Что нужно, чтобы стать дедом? Всего ничего. Убить в себе страх. Вытверживать, вытвердить веру в себе — не в непобедимость смерти, а только в неизбежность поражения. Взять скальпель, как перо, и сделать первый в жизни разрез на полном, будто бы живом бедре обритой наголо татарки, чуть помутиться в чувствах, устоять. Выслушивать отвратные потешки однокурсников над гороховым супом с комбижиром в столовой: «А что это колхозник у нас так увлеченно ест? Вам этот жирок в супчике, коллега, ничего не напоминает?» Рвануться вон, быть вывернутым наизнанку жестоким рвотным приступом. Пудовым кулаком молотобойца свернуть нос самому глумливому — Клязьмевичу, угрозой физической расправы заставить молчать остальных.
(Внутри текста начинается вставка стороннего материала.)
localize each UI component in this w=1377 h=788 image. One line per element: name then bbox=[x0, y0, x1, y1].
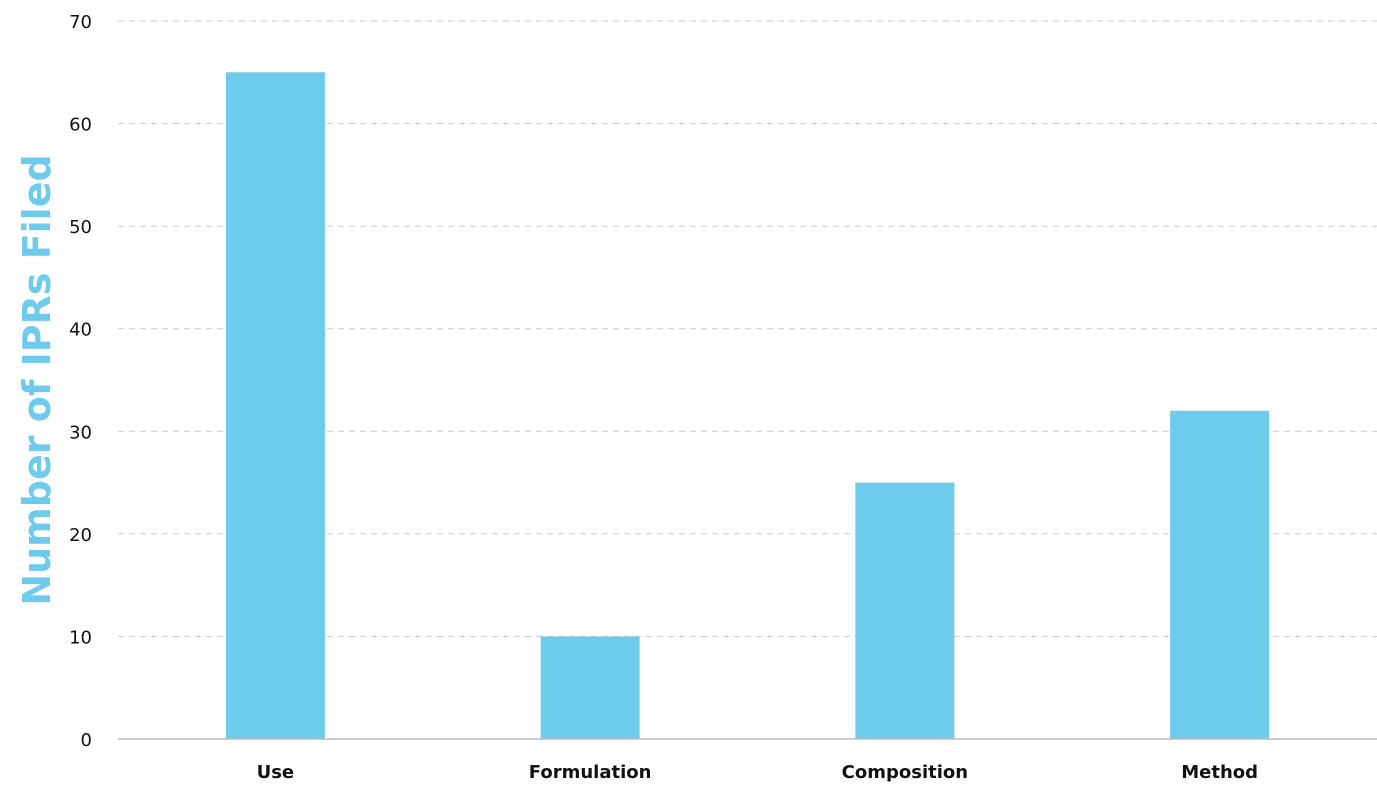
y-tick-label: 0 bbox=[81, 730, 92, 751]
grid-lines bbox=[118, 20, 1377, 637]
y-tick-label: 60 bbox=[69, 115, 92, 136]
x-category-labels: Use Formulation Composition Method bbox=[257, 762, 1258, 783]
x-category-label: Method bbox=[1181, 762, 1258, 783]
y-tick-label: 20 bbox=[69, 525, 92, 546]
bar-formulation bbox=[540, 636, 640, 739]
bar-composition bbox=[855, 482, 955, 739]
x-category-label: Use bbox=[257, 762, 295, 783]
y-axis-title: Number of IPRs Filed bbox=[15, 154, 59, 605]
y-tick-label: 50 bbox=[69, 217, 92, 238]
y-tick-label: 70 bbox=[69, 12, 92, 33]
y-tick-label: 40 bbox=[69, 320, 92, 341]
bars bbox=[225, 72, 1270, 740]
y-tick-label: 30 bbox=[69, 422, 92, 443]
bar-use bbox=[225, 72, 325, 740]
x-category-label: Composition bbox=[842, 762, 968, 783]
y-tick-labels: 0 10 20 30 40 50 60 70 bbox=[69, 12, 92, 751]
x-category-label: Formulation bbox=[529, 762, 652, 783]
y-tick-label: 10 bbox=[69, 627, 92, 648]
bar-method bbox=[1170, 410, 1270, 739]
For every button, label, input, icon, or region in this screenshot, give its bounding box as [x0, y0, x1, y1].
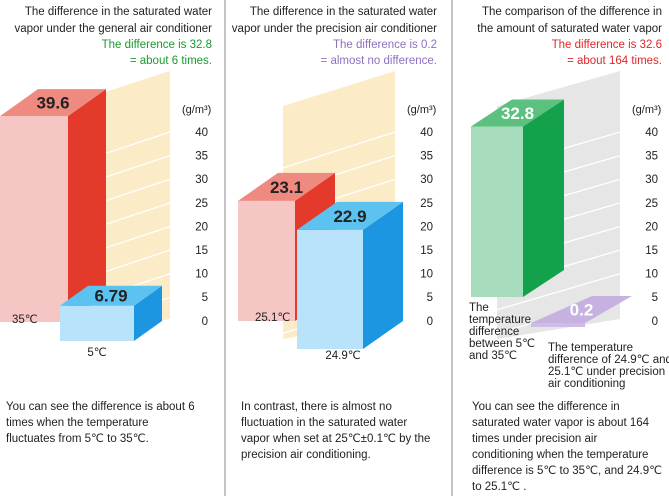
- y-tick-label: 25: [420, 198, 433, 210]
- gridline: [496, 320, 621, 358]
- bar-side-face: [523, 99, 564, 297]
- y-tick-label: 0: [427, 316, 433, 328]
- bar-category-label: The temperature: [548, 342, 633, 354]
- footer-note-line: fluctuation in the saturated water: [241, 417, 407, 429]
- y-tick-label: 15: [420, 245, 433, 257]
- y-tick-label: 40: [645, 127, 658, 139]
- bar-top-face: [531, 296, 632, 323]
- bar-top-face: [238, 172, 335, 201]
- panel-title-line: The difference in the saturated water: [250, 6, 437, 18]
- y-tick-label: 15: [195, 245, 208, 257]
- footer-note-line: times when the temperature: [6, 417, 149, 429]
- bar-front-face: [60, 305, 134, 341]
- y-tick-label: 5: [652, 292, 658, 304]
- bar-category-label: 35℃: [12, 314, 38, 326]
- y-tick-label: 15: [645, 245, 658, 257]
- bar-top-face: [297, 201, 403, 230]
- difference-note: = almost no difference.: [321, 55, 437, 67]
- panel-title-line: The comparison of the difference in: [482, 6, 662, 18]
- footer-note-line: saturated water vapor is about 164: [472, 417, 650, 429]
- bar-top-face: [60, 285, 162, 306]
- bar-category-label: difference: [469, 326, 519, 338]
- bar-category-label: 5℃: [87, 347, 106, 359]
- difference-note: The difference is 32.6: [552, 39, 662, 51]
- bar-category-label: between 5℃: [469, 338, 535, 350]
- bar-category-label: 24.9℃: [325, 350, 360, 362]
- y-tick-label: 35: [645, 151, 658, 163]
- panel-title-line: The difference in the saturated water: [25, 6, 212, 18]
- bar-value-label: 32.8: [501, 104, 534, 123]
- footer-note-line: You can see the difference is about 6: [6, 401, 195, 413]
- y-tick-label: 20: [195, 221, 208, 233]
- difference-note: = about 164 times.: [567, 55, 662, 67]
- y-tick-label: 30: [645, 174, 658, 186]
- bar-top-face: [471, 99, 564, 127]
- panel-title-line: the amount of saturated water vapor: [477, 23, 662, 35]
- panel-title-line: vapor under the general air conditioner: [14, 23, 212, 35]
- footer-note-line: In contrast, there is almost no: [241, 401, 392, 413]
- bar-side-face: [531, 323, 585, 327]
- bar-category-label: difference of 24.9℃ and: [548, 354, 669, 366]
- footer-note-line: precision air conditioning.: [241, 449, 371, 461]
- axis-unit-label: (g/m³): [407, 104, 436, 116]
- y-tick-label: 25: [645, 198, 658, 210]
- difference-note: The difference is 0.2: [333, 39, 437, 51]
- y-tick-label: 40: [195, 127, 208, 139]
- bar-top-face: [0, 89, 106, 117]
- bar-front-face: [238, 200, 295, 321]
- axis-unit-label: (g/m³): [182, 104, 211, 116]
- y-tick-label: 35: [420, 151, 433, 163]
- bar-category-label: 25.1℃: [255, 312, 290, 324]
- footer-note-line: to 25.1℃ .: [472, 481, 526, 493]
- bar-category-label: The: [469, 302, 489, 314]
- difference-note: = about 6 times.: [130, 55, 212, 67]
- y-tick-label: 30: [195, 174, 208, 186]
- y-tick-label: 5: [427, 292, 433, 304]
- panel-title-line: vapor under the precision air conditione…: [232, 23, 437, 35]
- footer-note-line: times under precision air: [472, 433, 597, 445]
- bar-side-face: [134, 285, 162, 341]
- bar-value-label: 0.2: [570, 301, 594, 320]
- y-tick-label: 10: [195, 269, 208, 281]
- y-tick-label: 35: [195, 151, 208, 163]
- bar-value-label: 22.9: [333, 207, 366, 226]
- bar-front-face: [0, 116, 68, 322]
- bar-value-label: 23.1: [270, 178, 303, 197]
- footer-note-line: conditioning when the temperature: [472, 449, 648, 461]
- bar-side-face: [68, 89, 106, 322]
- y-tick-label: 25: [195, 198, 208, 210]
- bar-category-label: air conditioning: [548, 378, 625, 390]
- axis-unit-label: (g/m³): [632, 104, 661, 116]
- gridline: [496, 273, 621, 311]
- bar-side-face: [363, 201, 403, 349]
- footer-note-line: vapor when set at 25℃±0.1℃ by the: [241, 433, 430, 445]
- y-tick-label: 5: [202, 292, 208, 304]
- y-tick-label: 10: [420, 269, 433, 281]
- y-tick-label: 10: [645, 269, 658, 281]
- y-tick-label: 20: [645, 221, 658, 233]
- bar-front-face: [471, 126, 523, 297]
- bar-category-label: and 35℃: [469, 350, 517, 362]
- bar-category-label: 25.1℃ under precision: [548, 366, 665, 378]
- bar-front-face: [297, 229, 363, 349]
- difference-note: The difference is 32.8: [102, 39, 212, 51]
- y-tick-label: 30: [420, 174, 433, 186]
- y-tick-label: 20: [420, 221, 433, 233]
- y-tick-label: 40: [420, 127, 433, 139]
- footer-note-line: difference is 5℃ to 35℃, and 24.9℃: [472, 465, 662, 477]
- y-tick-label: 0: [652, 316, 658, 328]
- bar-value-label: 6.79: [94, 287, 127, 306]
- footer-note-line: You can see the difference in: [472, 401, 620, 413]
- bar-value-label: 39.6: [36, 94, 69, 113]
- y-tick-label: 0: [202, 316, 208, 328]
- gridline: [282, 131, 396, 169]
- footer-note-line: fluctuates from 5℃ to 35℃.: [6, 433, 149, 445]
- bar-category-label: temperature: [469, 314, 531, 326]
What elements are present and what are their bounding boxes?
Погнать себя к анатомическому корпусу как сидорову козу — «из одного врожденного упрямства», «из тех соображений, что одного нельзя себе прощать — ничтожества личных усилий», пытать себя освобождением покойницких кишок и пищеводов, резекцией костей, приготовлением препаратов, едва не задохнуться вдруг от небывалой власти, торжества: все стали перед ним просвечивать насквозь — со всеми мышцами, суставами, костями, со всей картой кровеносных рек, со всеми ветвями обнажившейся рощи нервной системы.